I have been reflecting lately on one of the first times Mike and I skied together. We were dating at the time, still getting to know each other in so many ways. As we started out, Mike asked me what kind of hills I liked to ski, and I told him I liked anything but black with moguls. I am able to ski black, but I do not care for the thrill of it. I like to enjoy being outside. I like the feeling of gently swooping back and forth across the hill marveling at God’s creation, all while perfectly in control of my body. Mike on the other hand, skis for the thrill. The point for him is to find a challenge and go fast. Regardless of our differences in taste, we enjoyed the morning skiing a variety of hills working our way around the mountain. Conceivably, though, Mike was secretly assessing my skill because suddenly we “happened” upon a hill, steep as could be, full of moguls. DOUBLE Black. I clearly stated that I did not want to ski this hill, perhaps mentioning that I had already told him this once before…. Mike, in all his gentleness, replied that at this point we didn’t have any other options, and he supposed the only thing we could do was go down it. After some comforting and consoling, he took off down the hill leaving me to decide if I was going to follow or not. So I followed.

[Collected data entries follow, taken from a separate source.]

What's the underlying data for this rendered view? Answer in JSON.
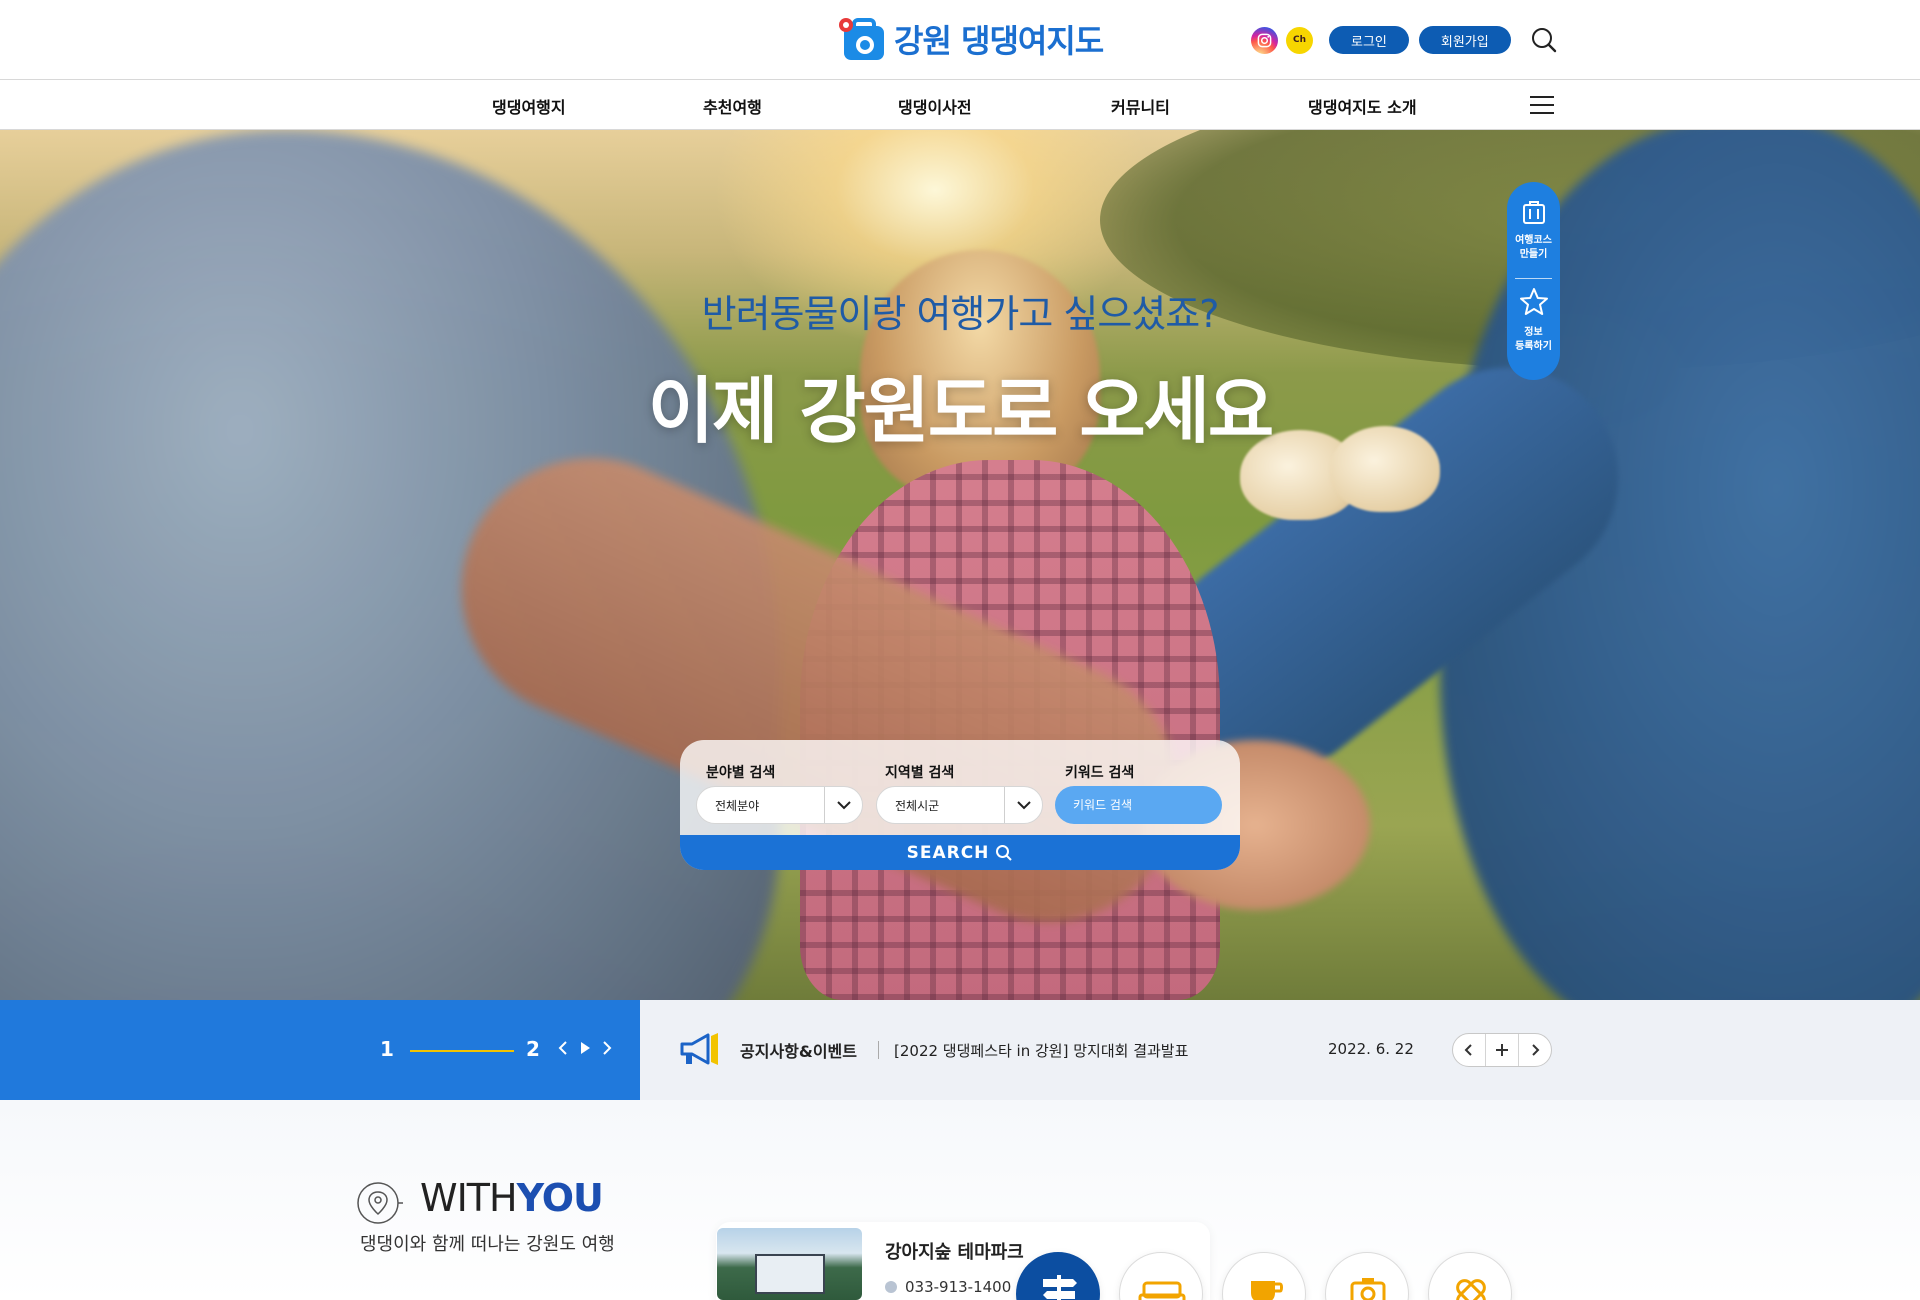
{
  "header": {
    "logo_text": "강원 댕댕여지도",
    "kakao_label": "Ch",
    "login_label": "로그인",
    "join_label": "회원가입"
  },
  "nav": {
    "items": [
      {
        "label": "댕댕여행지"
      },
      {
        "label": "추천여행"
      },
      {
        "label": "댕댕이사전"
      },
      {
        "label": "커뮤니티"
      },
      {
        "label": "댕댕여지도 소개"
      }
    ]
  },
  "hero": {
    "subtitle": "반려동물이랑 여행가고 싶으셨죠?",
    "title": "이제 강원도로 오세요"
  },
  "quick_menu": {
    "item1": "여행코스\n만들기",
    "item1_line1": "여행코스",
    "item1_line2": "만들기",
    "item2_line1": "정보",
    "item2_line2": "등록하기"
  },
  "search": {
    "category_label": "분야별 검색",
    "category_value": "전체분야",
    "region_label": "지역별 검색",
    "region_value": "전체시군",
    "keyword_label": "키워드 검색",
    "keyword_placeholder": "키워드 검색",
    "button_label": "SEARCH"
  },
  "slider": {
    "current": "1",
    "total": "2"
  },
  "notice": {
    "title": "공지사항&이벤트",
    "text": "[2022 댕댕페스타 in 강원] 망지대회 결과발표",
    "date": "2022. 6. 22"
  },
  "withyou": {
    "title_light": "WITH",
    "title_bold": "YOU",
    "subtitle": "댕댕이와 함께 떠나는 강원도 여행"
  },
  "card": {
    "name": "강아지숲 테마파크",
    "phone": "033-913-1400"
  },
  "colors": {
    "brand_blue": "#1b72d6",
    "nav_pill": "#0d5cb3",
    "accent_yellow": "#f2c300"
  }
}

I thought that this was a simple event in our dating history, laughable even. As I have reflected on it the past couple of weeks I see that in a very real way it characterizes our life together. Mike at the edge of adventure, and me, praying for strength, following to places that I never dreamed I’d go.
Maybe that day of skiing was a test I didn’t know I was taking; would I follow into the scary? Into the unknown? Into the adventure? I didn’t know then that we would go to places I didn’t want to go, didn’t plan to go, but God has nonetheless given me everything I need to go. And that is HIMSELF. “This is my command: be strong and courageous. Do not be afraid or discouraged for the Lord your God is with you wherever you go.”

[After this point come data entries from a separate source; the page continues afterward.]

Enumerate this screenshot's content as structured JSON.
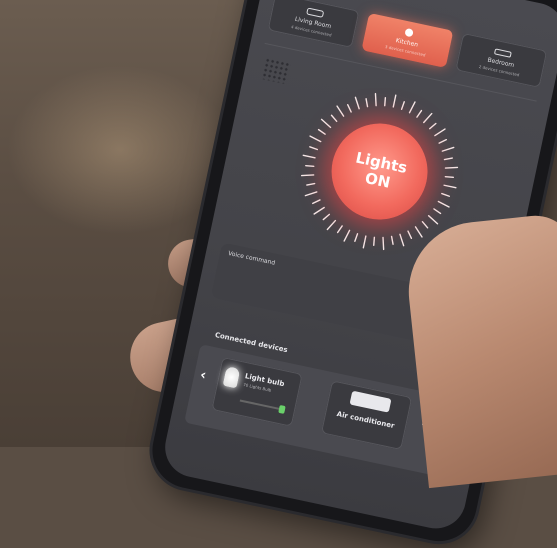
{
  "rooms": [
    {
      "label": "Living Room",
      "sub": "4 devices connected",
      "active": false,
      "icon": "sofa-icon"
    },
    {
      "label": "Kitchen",
      "sub": "3 devices connected",
      "active": true,
      "icon": "kitchen-icon"
    },
    {
      "label": "Bedroom",
      "sub": "2 devices connected",
      "active": false,
      "icon": "bed-icon"
    }
  ],
  "main_button": {
    "line1": "Lights",
    "line2": "ON"
  },
  "voice": {
    "label": "Voice command"
  },
  "devices": {
    "title": "Connected devices",
    "items": [
      {
        "name": "Light bulb",
        "sub": "70 Lights Bulb",
        "icon": "light-bulb-icon",
        "level": 1.0
      },
      {
        "name": "Air conditioner",
        "icon": "air-conditioner-icon"
      }
    ]
  },
  "colors": {
    "accent": "#f26a5e",
    "glow": "#ff4646",
    "screen": "#444449",
    "slider_on": "#6ad06a"
  }
}
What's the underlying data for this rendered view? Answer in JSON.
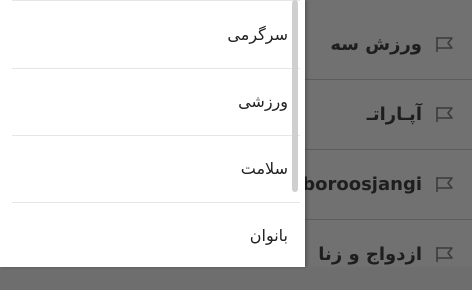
{
  "drawer": {
    "items": [
      {
        "label": "سرگرمی"
      },
      {
        "label": "ورزشی"
      },
      {
        "label": "سلامت"
      },
      {
        "label": "بانوان"
      }
    ]
  },
  "background_list": {
    "items": [
      {
        "label": "ورزش سه",
        "icon": "flag-icon"
      },
      {
        "label": "آپـاراتـ",
        "icon": "flag-icon"
      },
      {
        "label": "boroosjangi",
        "icon": "flag-icon"
      },
      {
        "label": "ازدواج و زنا",
        "icon": "flag-icon"
      }
    ]
  },
  "colors": {
    "overlay_dim": "#717171",
    "drawer_bg": "#ffffff",
    "text": "#222222",
    "scrollbar": "#cfcfcf"
  }
}
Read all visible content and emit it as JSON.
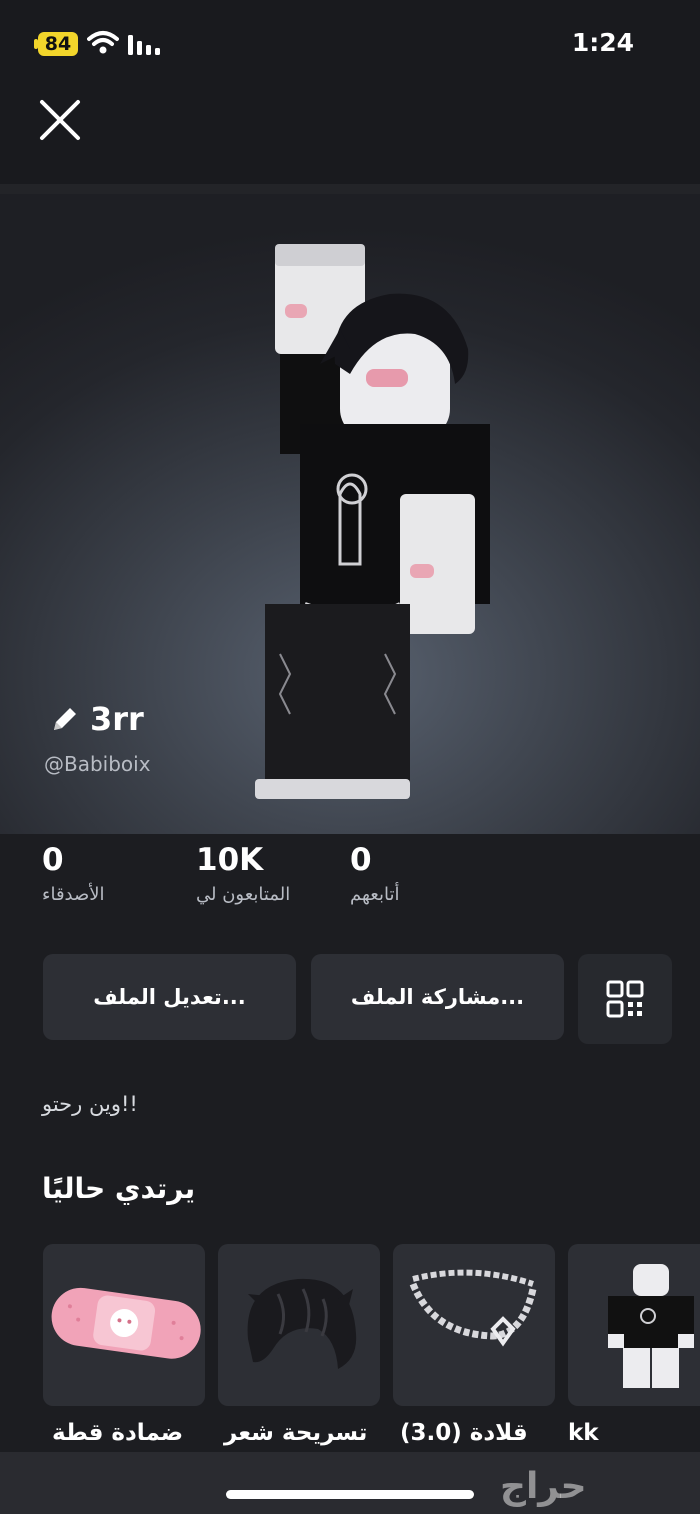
{
  "status_bar": {
    "battery": "84",
    "time": "1:24"
  },
  "profile": {
    "display_name": "3rr",
    "username": "@Babiboix",
    "bio": "وين رحتو!!"
  },
  "stats": [
    {
      "value": "0",
      "label": "أتابعهم"
    },
    {
      "value": "10K",
      "label": "المتابعون لي"
    },
    {
      "value": "0",
      "label": "الأصدقاء"
    }
  ],
  "actions": {
    "share_label": "مشاركة الملف...",
    "edit_label": "تعديل الملف..."
  },
  "wearing": {
    "title": "يرتدي حاليًا",
    "items": [
      {
        "name": "kk"
      },
      {
        "name": "قلادة (3.0)"
      },
      {
        "name": "تسريحة شعر"
      },
      {
        "name": "ضمادة قطة"
      }
    ]
  },
  "watermark": "حراج",
  "icons": [
    "close-icon",
    "pencil-icon",
    "qr-code-icon",
    "wifi-icon",
    "signal-icon"
  ]
}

So here we are again at the top of another mountain, freshly reminded that it is God’s power alone that we can walk in, that we are weak but his grace is sufficient for his power is made perfect in weakness.
So deep breath. The waiting is seemingly almost over. Our house is under contract again. If all goes as planned we will be closing in about 7 weeks. Mike is working full time for the church plant which has made it possible for us to travel back and forth between the beach and Spartanburg, starting to build relationships and making new connections. We’re looking for a house in Spartanburg. I am homeschooling Parker full time to further allow for this transition (which truly has been a blessing!). It’s certainly not the relaxing descent I envisioned. The hill is steep with lots of bumps, but the Lord our God is with us in this adventure.